The plan’s most ambitious ideas include requiring every new building in the city to create as much energy as it uses and shifting a quarter of all commuter traffic to foot, bicycle, or public transportation by 2032. Gray maintains a certain level of realism when it comes to such goals. “Not every proposal will work out just as envisioned,” he told the Post. “Some details will be refined over time, and some actions may fail, but with this implementation plan, we will move forward with clear goals in sight.”

Regardless of whether these policies could possibly be implemented, Gray’s critics are questioning spending so much money on green issues when the city has so many other problems. “Gardens on roofs are fine, but if you are hungry, it’s not enough,” said D.C. Council member Marion Barry, according to the Post. ”You might have clean air to breathe, but it doesn’t matter if you are also broke.”

The most unique criticism of the plan, however, questions Gray’s motive in implementing the green changes. The Canadian Free Press seems to believe that Gray is really working for the U.N., as part of their Agenda 21 initiative.

Coincidence or corruption?

With the FBI on its way out of the J. Edgar Hoover Building and seeking a new location for its headquarters, Mayor Gray suggested last week that the bureau move to Poplar Point SE.

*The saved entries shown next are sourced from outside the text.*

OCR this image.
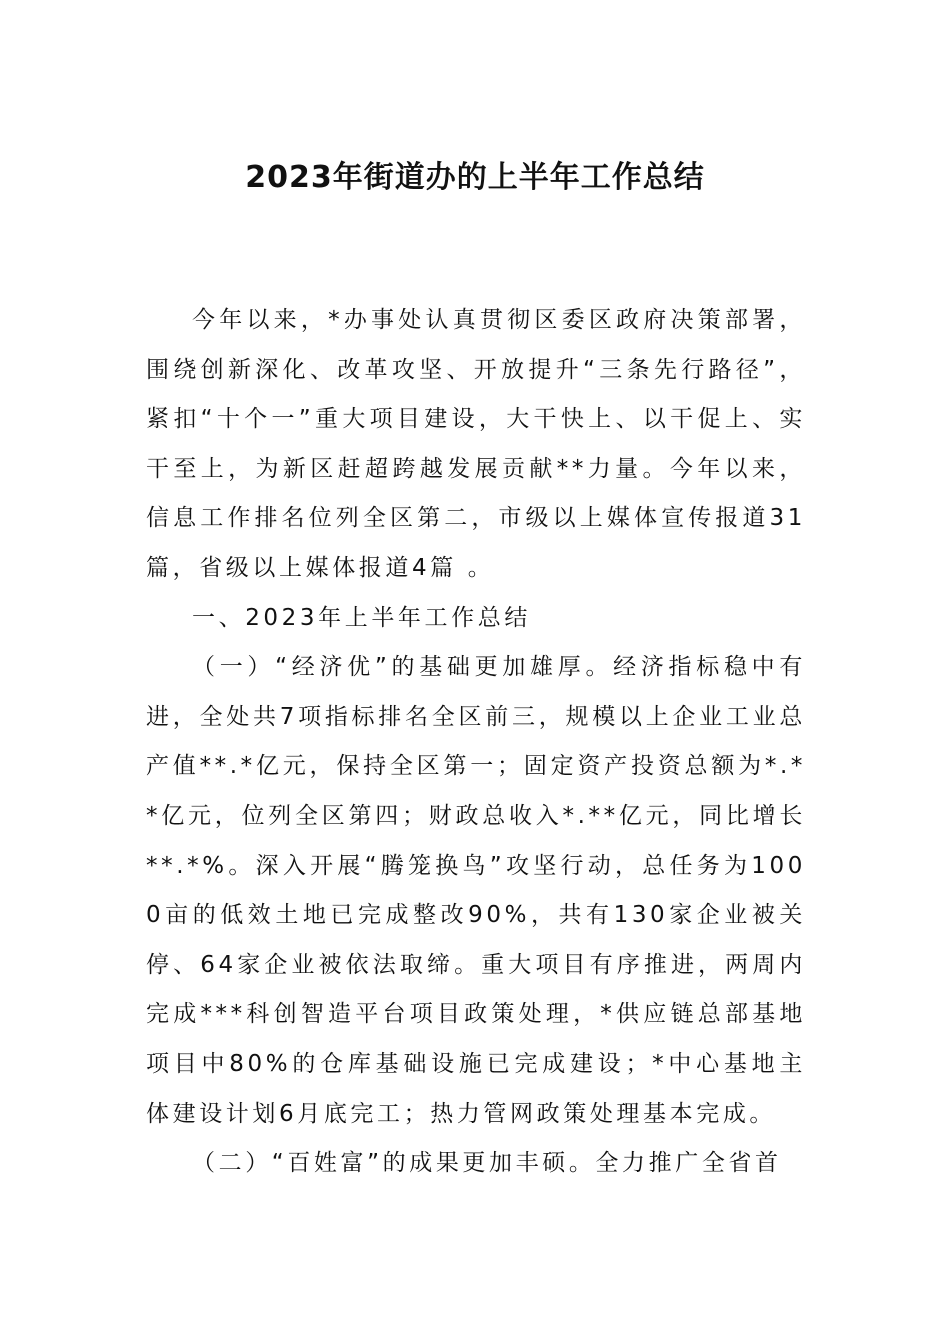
2023年街道办的上半年工作总结

今年以来，*办事处认真贯彻区委区政府决策部署，围绕创新深化、改革攻坚、开放提升“三条先行路径”，紧扣“十个一”重大项目建设，大干快上、以干促上、实干至上，为新区赶超跨越发展贡献**力量。今年以来，信息工作排名位列全区第二，市级以上媒体宣传报道31篇，省级以上媒体报道4篇 。

一、2023年上半年工作总结

（一）“经济优”的基础更加雄厚。经济指标稳中有进，全处共7项指标排名全区前三，规模以上企业工业总产值**.*亿元，保持全区第一；固定资产投资总额为*.**亿元，位列全区第四；财政总收入*.**亿元，同比增长**.*%。深入开展“腾笼换鸟”攻坚行动，总任务为1000亩的低效土地已完成整改90%，共有130家企业被关停、64家企业被依法取缔。重大项目有序推进，两周内完成***科创智造平台项目政策处理，*供应链总部基地项目中80%的仓库基础设施已完成建设；*中心基地主体建设计划6月底完工；热力管网政策处理基本完成。

（二）“百姓富”的成果更加丰硕。全力推广全省首
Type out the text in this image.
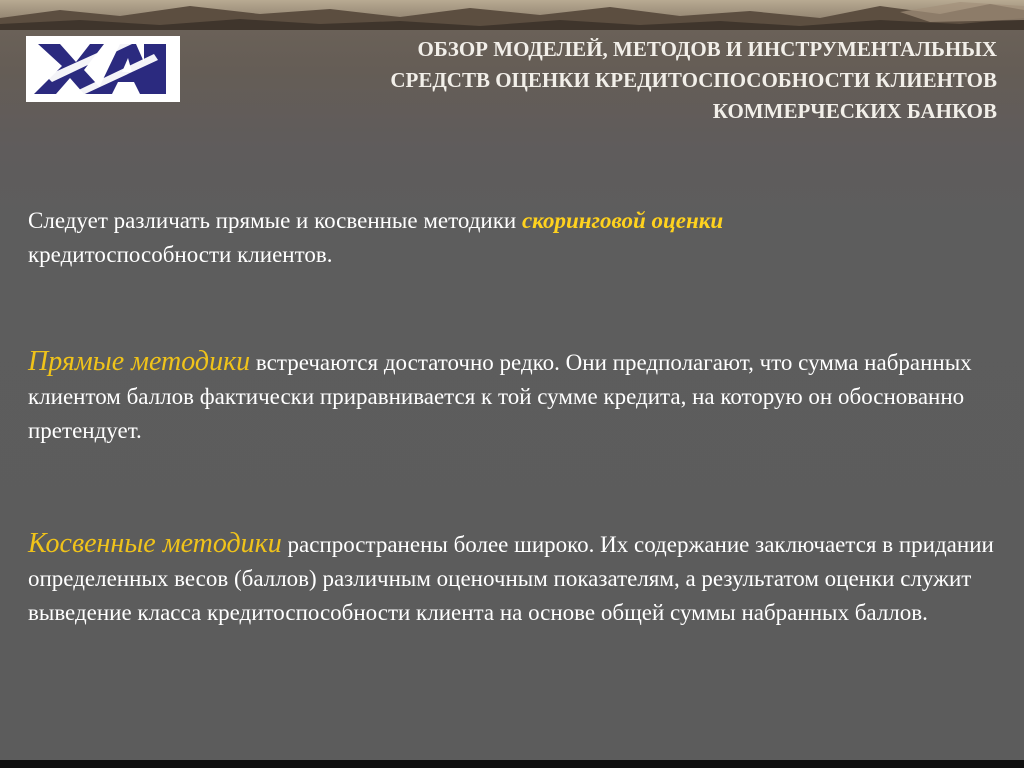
ОБЗОР МОДЕЛЕЙ, МЕТОДОВ И ИНСТРУМЕНТАЛЬНЫХ
СРЕДСТВ ОЦЕНКИ КРЕДИТОСПОСОБНОСТИ КЛИЕНТОВ
КОММЕРЧЕСКИХ БАНКОВ
Следует различать прямые и косвенные методики скоринговой оценки
кредитоспособности клиентов.
Прямые методики встречаются достаточно редко. Они предполагают, что сумма набранных клиентом баллов фактически приравнивается к той сумме кредита, на которую он обоснованно претендует.
Косвенные методики распространены более широко. Их содержание заключается в придании определенных весов (баллов) различным оценочным показателям, а результатом оценки служит выведение класса кредитоспособности клиента на основе общей суммы набранных баллов.
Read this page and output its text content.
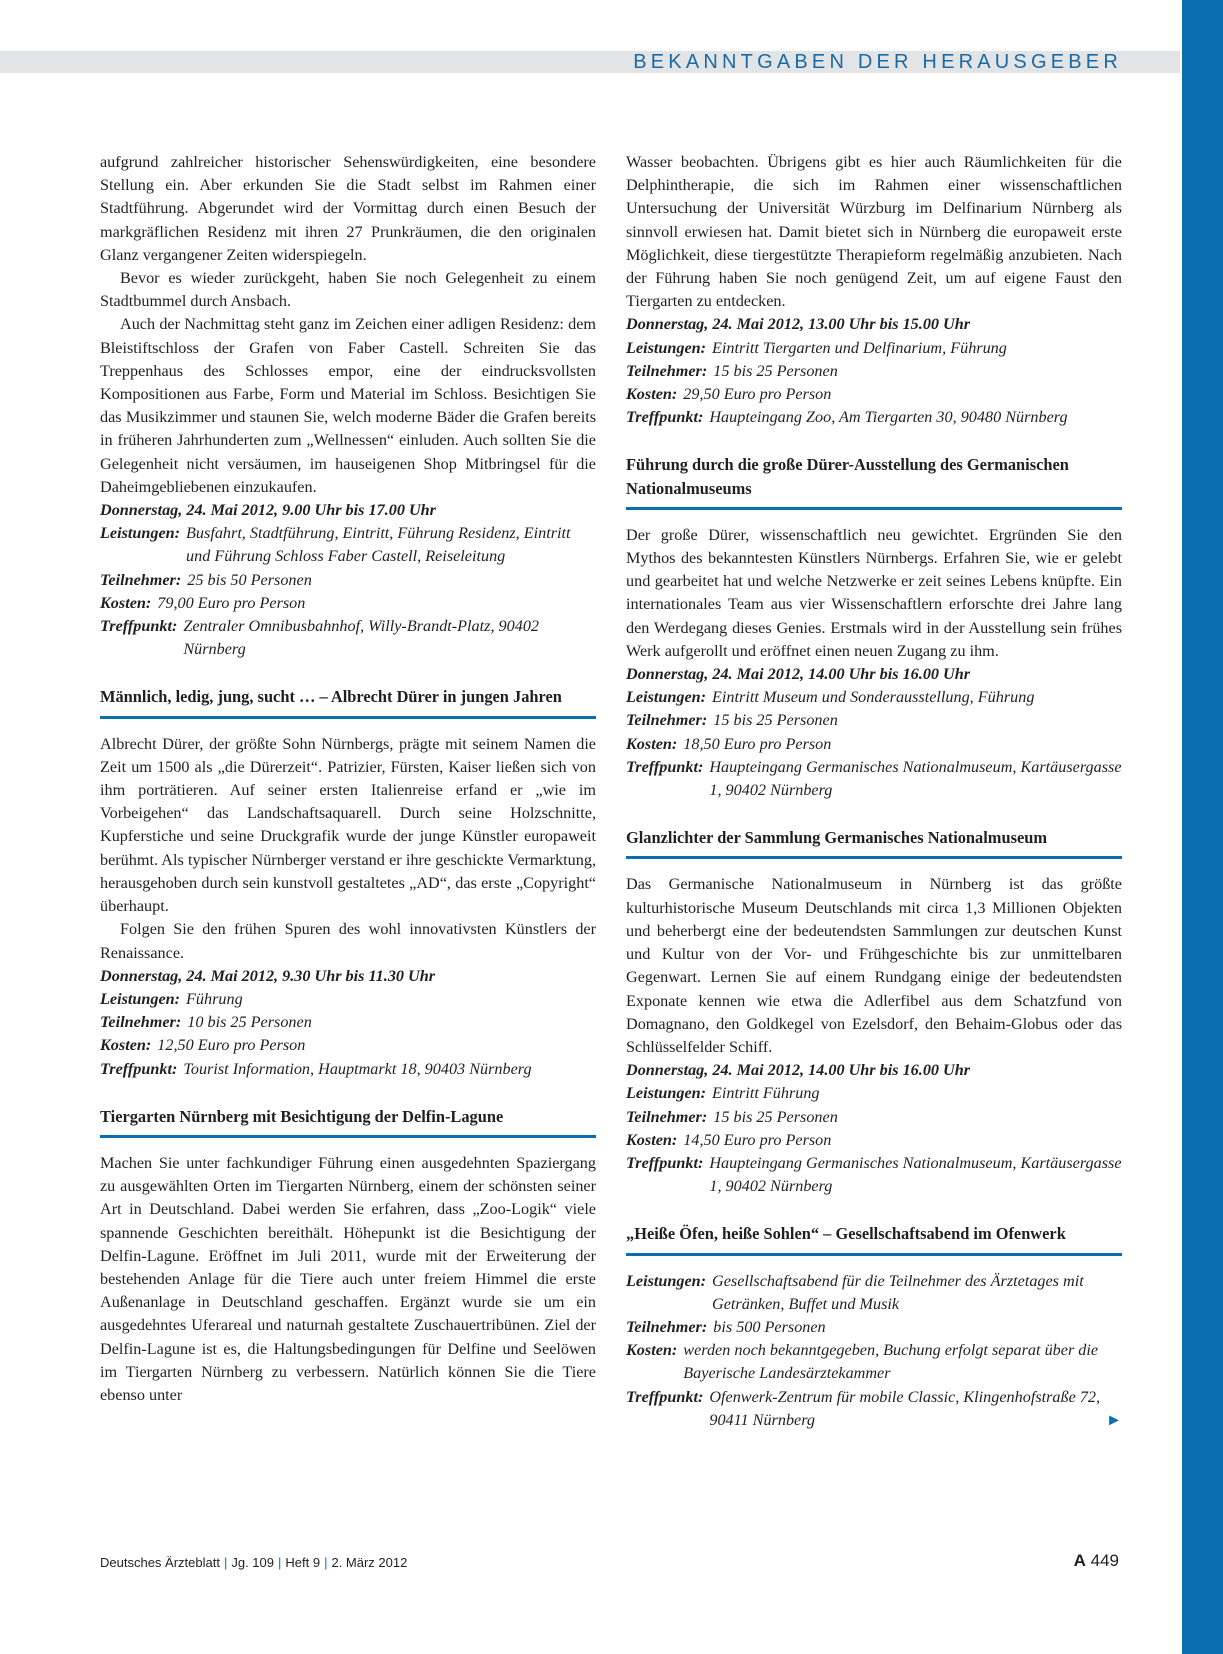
BEKANNTGABEN DER HERAUSGEBER

aufgrund zahlreicher historischer Sehenswürdigkeiten, eine besondere Stellung ein. Aber erkunden Sie die Stadt selbst im Rahmen einer Stadtführung. Abgerundet wird der Vormittag durch einen Besuch der markgräflichen Residenz mit ihren 27 Prunkräumen, die den originalen Glanz vergangener Zeiten widerspiegeln.

Bevor es wieder zurückgeht, haben Sie noch Gelegenheit zu einem Stadtbummel durch Ansbach.

Auch der Nachmittag steht ganz im Zeichen einer adligen Residenz: dem Bleistiftschloss der Grafen von Faber Castell. Schreiten Sie das Treppenhaus des Schlosses empor, eine der eindrucksvollsten Kompositionen aus Farbe, Form und Material im Schloss. Besichtigen Sie das Musikzimmer und staunen Sie, welch moderne Bäder die Grafen bereits in früheren Jahrhunderten zum „Wellnessen“ einluden. Auch sollten Sie die Gelegenheit nicht versäumen, im hauseigenen Shop Mitbringsel für die Daheimgebliebenen einzukaufen.

Donnerstag, 24. Mai 2012, 9.00 Uhr bis 17.00 Uhr
Leistungen: Busfahrt, Stadtführung, Eintritt, Führung Residenz, Eintritt und Führung Schloss Faber Castell, Reiseleitung
Teilnehmer: 25 bis 50 Personen
Kosten: 79,00 Euro pro Person
Treffpunkt: Zentraler Omnibusbahnhof, Willy-Brandt-Platz, 90402 Nürnberg
Männlich, ledig, jung, sucht … – Albrecht Dürer in jungen Jahren

Albrecht Dürer, der größte Sohn Nürnbergs, prägte mit seinem Namen die Zeit um 1500 als „die Dürerzeit“. Patrizier, Fürsten, Kaiser ließen sich von ihm porträtieren. Auf seiner ersten Italienreise erfand er „wie im Vorbeigehen“ das Landschaftsaquarell. Durch seine Holzschnitte, Kupferstiche und seine Druckgrafik wurde der junge Künstler europaweit berühmt. Als typischer Nürnberger verstand er ihre geschickte Vermarktung, herausgehoben durch sein kunstvoll gestaltetes „AD“, das erste „Copyright“ überhaupt.

Folgen Sie den frühen Spuren des wohl innovativsten Künstlers der Renaissance.

Donnerstag, 24. Mai 2012, 9.30 Uhr bis 11.30 Uhr
Leistungen: Führung
Teilnehmer: 10 bis 25 Personen
Kosten: 12,50 Euro pro Person
Treffpunkt: Tourist Information, Hauptmarkt 18, 90403 Nürnberg
Tiergarten Nürnberg mit Besichtigung der Delfin-Lagune

Machen Sie unter fachkundiger Führung einen ausgedehnten Spaziergang zu ausgewählten Orten im Tiergarten Nürnberg, einem der schönsten seiner Art in Deutschland. Dabei werden Sie erfahren, dass „Zoo-Logik“ viele spannende Geschichten bereithält. Höhepunkt ist die Besichtigung der Delfin-Lagune. Eröffnet im Juli 2011, wurde mit der Erweiterung der bestehenden Anlage für die Tiere auch unter freiem Himmel die erste Außenanlage in Deutschland geschaffen. Ergänzt wurde sie um ein ausgedehntes Uferareal und naturnah gestaltete Zuschauertribünen. Ziel der Delfin-Lagune ist es, die Haltungsbedingungen für Delfine und Seelöwen im Tiergarten Nürnberg zu verbessern. Natürlich können Sie die Tiere ebenso unter

Wasser beobachten. Übrigens gibt es hier auch Räumlichkeiten für die Delphintherapie, die sich im Rahmen einer wissenschaftlichen Untersuchung der Universität Würzburg im Delfinarium Nürnberg als sinnvoll erwiesen hat. Damit bietet sich in Nürnberg die europaweit erste Möglichkeit, diese tiergestützte Therapieform regelmäßig anzubieten. Nach der Führung haben Sie noch genügend Zeit, um auf eigene Faust den Tiergarten zu entdecken.

Donnerstag, 24. Mai 2012, 13.00 Uhr bis 15.00 Uhr
Leistungen: Eintritt Tiergarten und Delfinarium, Führung
Teilnehmer: 15 bis 25 Personen
Kosten: 29,50 Euro pro Person
Treffpunkt: Haupteingang Zoo, Am Tiergarten 30, 90480 Nürnberg
Führung durch die große Dürer-Ausstellung des Germanischen Nationalmuseums

Der große Dürer, wissenschaftlich neu gewichtet. Ergründen Sie den Mythos des bekanntesten Künstlers Nürnbergs. Erfahren Sie, wie er gelebt und gearbeitet hat und welche Netzwerke er zeit seines Lebens knüpfte. Ein internationales Team aus vier Wissenschaftlern erforschte drei Jahre lang den Werdegang dieses Genies. Erstmals wird in der Ausstellung sein frühes Werk aufgerollt und eröffnet einen neuen Zugang zu ihm.

Donnerstag, 24. Mai 2012, 14.00 Uhr bis 16.00 Uhr
Leistungen: Eintritt Museum und Sonderausstellung, Führung
Teilnehmer: 15 bis 25 Personen
Kosten: 18,50 Euro pro Person
Treffpunkt: Haupteingang Germanisches Nationalmuseum, Kartäusergasse 1, 90402 Nürnberg
Glanzlichter der Sammlung Germanisches Nationalmuseum

Das Germanische Nationalmuseum in Nürnberg ist das größte kulturhistorische Museum Deutschlands mit circa 1,3 Millionen Objekten und beherbergt eine der bedeutendsten Sammlungen zur deutschen Kunst und Kultur von der Vor- und Frühgeschichte bis zur unmittelbaren Gegenwart. Lernen Sie auf einem Rundgang einige der bedeutendsten Exponate kennen wie etwa die Adlerfibel aus dem Schatzfund von Domagnano, den Goldkegel von Ezelsdorf, den Behaim-Globus oder das Schlüsselfelder Schiff.

Donnerstag, 24. Mai 2012, 14.00 Uhr bis 16.00 Uhr
Leistungen: Eintritt Führung
Teilnehmer: 15 bis 25 Personen
Kosten: 14,50 Euro pro Person
Treffpunkt: Haupteingang Germanisches Nationalmuseum, Kartäusergasse 1, 90402 Nürnberg
„Heiße Öfen, heiße Sohlen“ – Gesellschaftsabend im Ofenwerk
Leistungen: Gesellschaftsabend für die Teilnehmer des Ärztetages mit Getränken, Buffet und Musik
Teilnehmer: bis 500 Personen
Kosten: werden noch bekanntgegeben, Buchung erfolgt separat über die Bayerische Landesärztekammer
Treffpunkt: Ofenwerk-Zentrum für mobile Classic, Klingenhofstraße 72, 90411 Nürnberg	►
Deutsches Ärzteblatt | Jg. 109 | Heft 9 | 2. März 2012	A 449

Such a suggestion would be just fine, if adjacent property weren’t owned by Jeff Thompson, a city contractor who allegedly ran an illegal shadow campaign in support of Gray during the 2010 mayoral election.

In the 2010 election, more than a third of Gray’s money allegedly came from an illegal operation run by Thompson. Additionally, Thompson allegedly purchased nearly exact replicas of Gray’s official campaign materials and even had them delivered to Gray’s office.

An investigation into the possible shadow campaign yielded no hard evidence of wrongdoing, and Thompson was not charged with a crime.

Now, in an unfortunate coincidence, the place Gray highlighted as an excellent area for the new FBI headquarters is next to property owned by Thompson. While this certainly looks odd, it’s easy to see how this could be a coincidence, given the large amount of property Thompson holds in the District.

Gun charges dropped on 10 year old

Earlier in February, a fifth-grader from Alexandria, Va. was taken into custody and charged with brandishing a weapon when he showed a toy gun to a friend on the bus. Another student saw and told her mother, who called school officials. Later in the week, the boy’s backpack was searched and the toy gun was found.

The boy faced expulsion from school and potential legal action, but the charges have been dropped.

The incident comes at a time of more heightened awareness for gun violence in schools, following the Newton, Conn. school shooting. School officials have adopted a “better safe than sorry” attitude toward dealing with any sort of violence related issues in schools.

But the Alexandria boy’s attorney, Melinda Douglas, argued that such over-cautiousness can be harmful to students as well. “It’s not all’s well that ends well,” she said. “I think people have to be mindful that it really affects the child.”